Once a business has chosen to approach the trade show in earnest, it’s time to pick the right one. A business should ask where it might have the biggest impact, suggested Forbes. It’s also important to consider what kind of team to send. Depending on the type of trade show and the kinds of potential customers and partners that might be there, it may be more effective to send executives or subject matter experts rather than just the business development team.

Picking the right materials
A trade show may seem to be the right place for advertising, but in reality, the most valuable gain at a convention is the opportunity to develop deeper relationships with potential customers and partners. That doesn’t mean avoid all kinds of advertising – Small Business Trends recommended to businesses that they invest in their booths to make them eye-catching, which will help draw clients to talk business in the first place. However, once a business has grabbed customers’ attentions, its time to focus on making a quality connection.

Promotional items can serve as a great accompaniment to building those relationships. The key to implementing them well, however, is not by using them as a throwaway souvenir, but as an essential element of a business’s branding.

We still believe in giving people something tangible to walk away with, but you want something beyond the useless tchotchke,” Phil Cavanuagh, vice president of events for Monster.com told Inc.

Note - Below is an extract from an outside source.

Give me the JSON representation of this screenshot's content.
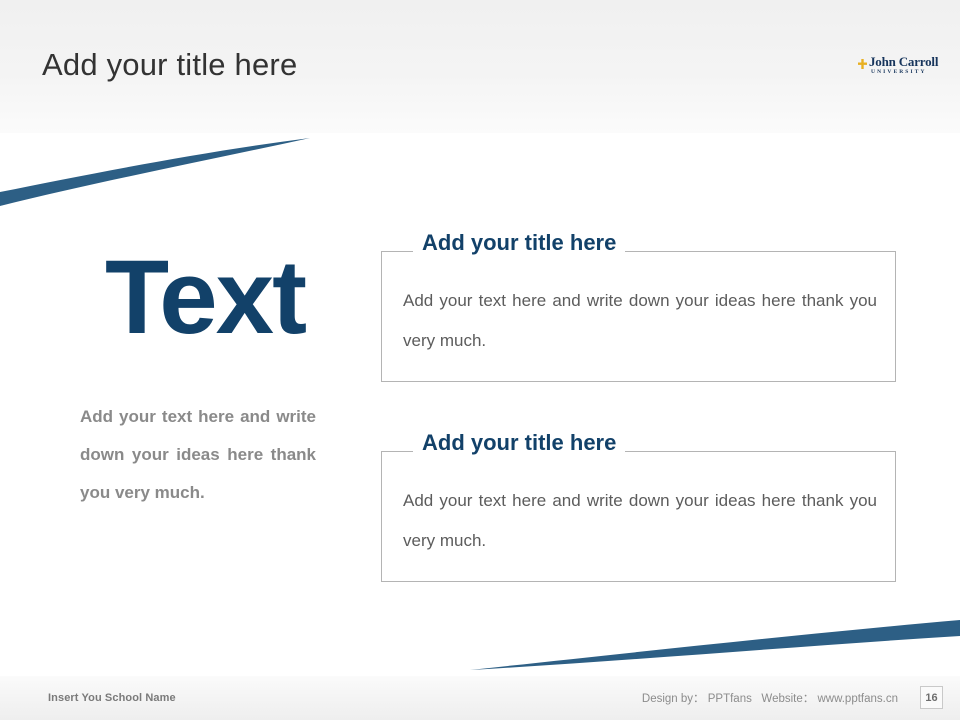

The writer for Forbes gave the example of courting a few potential clients over dinner, followed by giving them promotional flash drives with information pertinent to the company on them. Businesses should give plenty of thought to the kinds of customers they want to attract and the kinds of things they might find interesting or useful.

After the show
The work that goes into trade shows doesn’t end with closing remarks. Conventions are opportunities for businesses to get their foot in the door. Once that’s done, it’s time to follow through. Businesses should make sure they get contact information from potential clients, according to Small Business Trends. Follow-up messages and letters show that a business is willing to go the extra mile in pursuit of a client. Promotional gifts are also a way to keep a company on customers’ minds well after the trade show. If the gift is thoughtful enough and the client uses it often, then it may just serve as a daily reminder.